Union-Find Datastructures
I have a Directed Cyclic graph consisting of node a, b, c, d, e,f g, where ever node is connected to every other node. The edges may be unidirectional or bidirectional. I need to printout a valid order like this for eg. f->a->c->b->e->d->g such that I can reach the end node from the start node. Note that all the nodes must be present in the output list.
Also note that there may be cycles in the graph.
What I came up with:
Basically first we can try to find a start node. If there is a node such that there is no incoming edge to it (there could be atmost one such node). I may find a start node or may not. Also I will do some preprocessing to find the total number of nodes(lets call it n). Now I will start a DFS from the start node marking nodes as visited when I reach them and counting how many nodes I visited. If I can reach n nodes by this method. I am done. If I hit a node, from which there are no outgoing edges to any unvisited node, I have hit a dead end, and I will just mark that node as unvisited again, reduce the pointer and go to its previous node to try a different route.
This was the case when I find a start node. If I dont find a start node, I will just have to try this with various nodes.
I have no idea if I am even close to the solution. Can anyone help me in this regard?
In my opinion, if there is no incoming edge to a node, it means that node is a start node. You can traverse the graph using this start node. And if this start node can not visit all the n nodes, then there is no solution (as you said that all the nodes must be present in the output list.). This is because if you start with some other nodes, you won't be able to reach this start node.
The problem with your solution is that if you enter a loop you don't know if and when to exit.
A DFS search in these conditions can easily became a non polynomial task!
Let me introduce a polynomial algorithm for your problem.
It looks complicated I hope there's room for simplifications.
Here my suggested solution
1) For each node construct the table of the nodes it can reach (if a can reach b and c; b can reach d; c can reach e; a can reach b,c,d,e even tough there is not a single pathfrom a passing through all of them).
If no node can reach all the other ones you're done: there is no the path you're looking for.
2) Find loops. That's easy: if a node can reach itself, there is a loop. This should be part of the construction of the table at the previous point.

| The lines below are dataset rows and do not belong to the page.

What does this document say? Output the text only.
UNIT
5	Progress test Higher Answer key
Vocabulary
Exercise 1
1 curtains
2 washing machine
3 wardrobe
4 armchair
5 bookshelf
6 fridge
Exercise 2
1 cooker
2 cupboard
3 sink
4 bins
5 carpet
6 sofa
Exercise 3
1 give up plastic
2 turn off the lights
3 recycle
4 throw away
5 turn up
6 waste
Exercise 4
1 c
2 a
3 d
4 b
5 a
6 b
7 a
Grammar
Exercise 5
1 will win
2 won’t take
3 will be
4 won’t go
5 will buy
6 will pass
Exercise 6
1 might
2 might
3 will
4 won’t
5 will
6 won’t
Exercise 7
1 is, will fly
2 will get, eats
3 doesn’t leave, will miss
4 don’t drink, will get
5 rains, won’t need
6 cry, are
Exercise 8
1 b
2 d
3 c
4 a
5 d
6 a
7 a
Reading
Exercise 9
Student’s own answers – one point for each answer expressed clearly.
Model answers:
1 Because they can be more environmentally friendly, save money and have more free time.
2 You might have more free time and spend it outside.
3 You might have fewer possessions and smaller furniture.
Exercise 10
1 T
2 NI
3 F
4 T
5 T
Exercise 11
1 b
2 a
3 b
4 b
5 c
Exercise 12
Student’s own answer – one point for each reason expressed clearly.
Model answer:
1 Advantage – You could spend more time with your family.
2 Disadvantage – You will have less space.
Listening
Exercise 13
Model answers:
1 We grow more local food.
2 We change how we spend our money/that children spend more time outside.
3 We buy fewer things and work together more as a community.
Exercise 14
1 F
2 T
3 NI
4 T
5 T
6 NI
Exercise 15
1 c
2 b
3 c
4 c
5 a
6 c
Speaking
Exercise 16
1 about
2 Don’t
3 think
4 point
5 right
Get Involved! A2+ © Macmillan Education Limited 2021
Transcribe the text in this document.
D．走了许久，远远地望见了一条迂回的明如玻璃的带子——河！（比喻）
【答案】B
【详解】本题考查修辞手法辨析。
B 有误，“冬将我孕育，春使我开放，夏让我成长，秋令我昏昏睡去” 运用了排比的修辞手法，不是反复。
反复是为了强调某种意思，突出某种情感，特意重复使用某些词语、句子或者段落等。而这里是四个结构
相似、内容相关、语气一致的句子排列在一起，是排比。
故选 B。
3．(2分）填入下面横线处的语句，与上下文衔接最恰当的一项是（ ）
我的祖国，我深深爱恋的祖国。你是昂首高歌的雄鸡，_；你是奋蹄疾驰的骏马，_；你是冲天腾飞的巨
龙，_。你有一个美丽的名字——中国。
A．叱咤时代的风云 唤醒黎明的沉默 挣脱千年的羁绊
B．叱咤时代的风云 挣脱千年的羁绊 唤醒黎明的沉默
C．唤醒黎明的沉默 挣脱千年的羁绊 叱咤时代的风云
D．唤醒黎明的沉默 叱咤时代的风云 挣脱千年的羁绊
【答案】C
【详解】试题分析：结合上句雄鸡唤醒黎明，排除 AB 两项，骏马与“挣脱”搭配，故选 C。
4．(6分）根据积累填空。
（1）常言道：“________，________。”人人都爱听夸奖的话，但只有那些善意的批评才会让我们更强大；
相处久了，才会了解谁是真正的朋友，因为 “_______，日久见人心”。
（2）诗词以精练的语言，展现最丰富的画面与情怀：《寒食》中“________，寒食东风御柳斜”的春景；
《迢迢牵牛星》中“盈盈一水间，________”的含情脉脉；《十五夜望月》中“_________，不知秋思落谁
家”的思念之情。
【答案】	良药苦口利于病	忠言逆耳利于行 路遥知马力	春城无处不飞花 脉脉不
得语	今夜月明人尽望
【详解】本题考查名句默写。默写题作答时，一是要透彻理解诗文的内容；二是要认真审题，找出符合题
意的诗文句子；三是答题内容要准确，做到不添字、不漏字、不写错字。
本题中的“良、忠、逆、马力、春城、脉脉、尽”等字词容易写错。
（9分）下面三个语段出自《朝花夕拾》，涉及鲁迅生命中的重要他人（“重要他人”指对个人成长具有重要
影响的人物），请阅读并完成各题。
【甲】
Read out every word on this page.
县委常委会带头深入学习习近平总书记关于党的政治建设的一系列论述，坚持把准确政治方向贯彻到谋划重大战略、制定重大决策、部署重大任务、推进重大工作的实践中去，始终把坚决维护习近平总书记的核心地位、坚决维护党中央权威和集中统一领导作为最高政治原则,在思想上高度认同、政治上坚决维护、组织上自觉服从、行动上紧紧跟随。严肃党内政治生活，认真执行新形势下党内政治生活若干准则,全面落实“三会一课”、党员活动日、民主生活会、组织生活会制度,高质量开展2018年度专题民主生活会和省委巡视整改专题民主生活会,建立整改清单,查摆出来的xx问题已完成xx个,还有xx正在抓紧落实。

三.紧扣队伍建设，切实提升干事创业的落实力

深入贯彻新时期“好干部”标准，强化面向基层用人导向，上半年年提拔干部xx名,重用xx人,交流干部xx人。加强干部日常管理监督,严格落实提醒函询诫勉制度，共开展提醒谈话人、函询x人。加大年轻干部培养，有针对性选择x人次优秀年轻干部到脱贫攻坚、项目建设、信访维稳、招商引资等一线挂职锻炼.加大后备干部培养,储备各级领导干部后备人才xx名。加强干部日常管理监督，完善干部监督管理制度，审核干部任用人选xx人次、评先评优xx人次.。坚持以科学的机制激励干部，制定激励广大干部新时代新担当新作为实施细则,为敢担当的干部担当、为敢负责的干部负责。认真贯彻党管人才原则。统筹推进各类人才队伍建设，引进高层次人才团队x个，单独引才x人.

Once you have find one loop you can shrink it (and its nodes) to the representative node whose ingoing (outgoing) connections are the union of the ingoing (outgoing) connections of the nodes in the loop.
You keep reducing loops until you cannot do any more.
3) At this point you are left with an acyclic graph, If there is a path connecting all nodes, there is a single node connected to all and starting from it you can perform depth first search.
4)
Write down the path by replacing the traversal of representative nodes with a loop from the entry point of the loop to the exit point.